Graphite was fixed a while ago but hooks / API requests don't seem to be available anymore (IIRC there was some sort of cleanup for little-used things); I did not find anything that could be useful (but then I am not familiar with what gets logged).

An attempt for logging certain types of API usage, which could be used as a template for setting up similar logging of file uploads:
https://gerrit.wikimedia.org/r/#/c/204209
https://gerrit.wikimedia.org/r/#/c/205864
https://gerrit.wikimedia.org/r/#/c/205869

yup I think hooks are not being pushed as stats anymore, xhprof might give some "proxy metric" but the reviews you linked look like the right way to do things

In T92322#1419551, @Tgr wrote:

It did not, it killed statsd without sampling, and with sampling upload counts are too low to be reliable.
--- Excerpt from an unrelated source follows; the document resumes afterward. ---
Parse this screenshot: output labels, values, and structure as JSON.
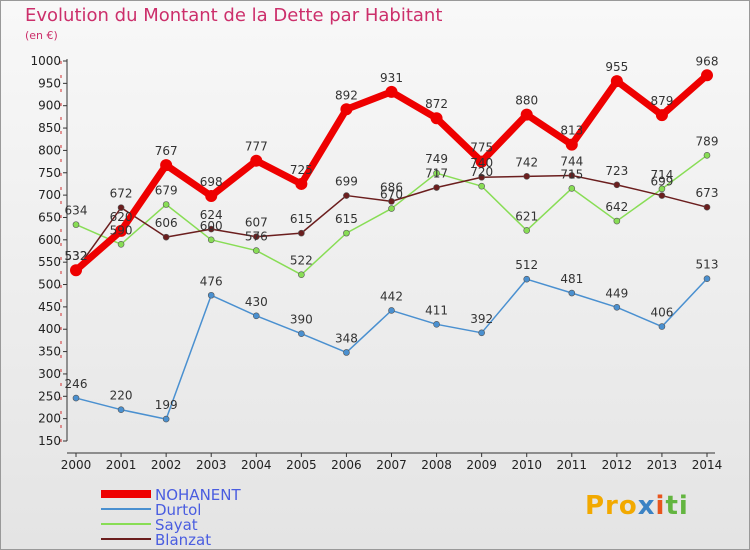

Looks like we will need to create custom metrics for this.

Change 240358 had a related patch set uploaded (by Filippo Giunchedi):
swift: aggregate and report container object/byte stats

https://gerrit.wikimedia.org/r/240358

Change 240358 merged by Filippo Giunchedi:
swift: aggregate and report container object/byte stats

https://gerrit.wikimedia.org/r/240358

as a proxy metric from swift and not mw we can now use swift.eqiad-prod.containers.mw-media.originals.objects (also .bytes is available) to keep track of various container "classes" (e.g. deleted, render, temp, thumb, transcoded)

Change 251526 had a related patch set uploaded (by Filippo Giunchedi):
swift: monitor mediawiki originals upload rate

https://gerrit.wikimedia.org/r/251526

Change 251526 merged by Filippo Giunchedi:
swift: monitor mediawiki originals upload rate

https://gerrit.wikimedia.org/r/251526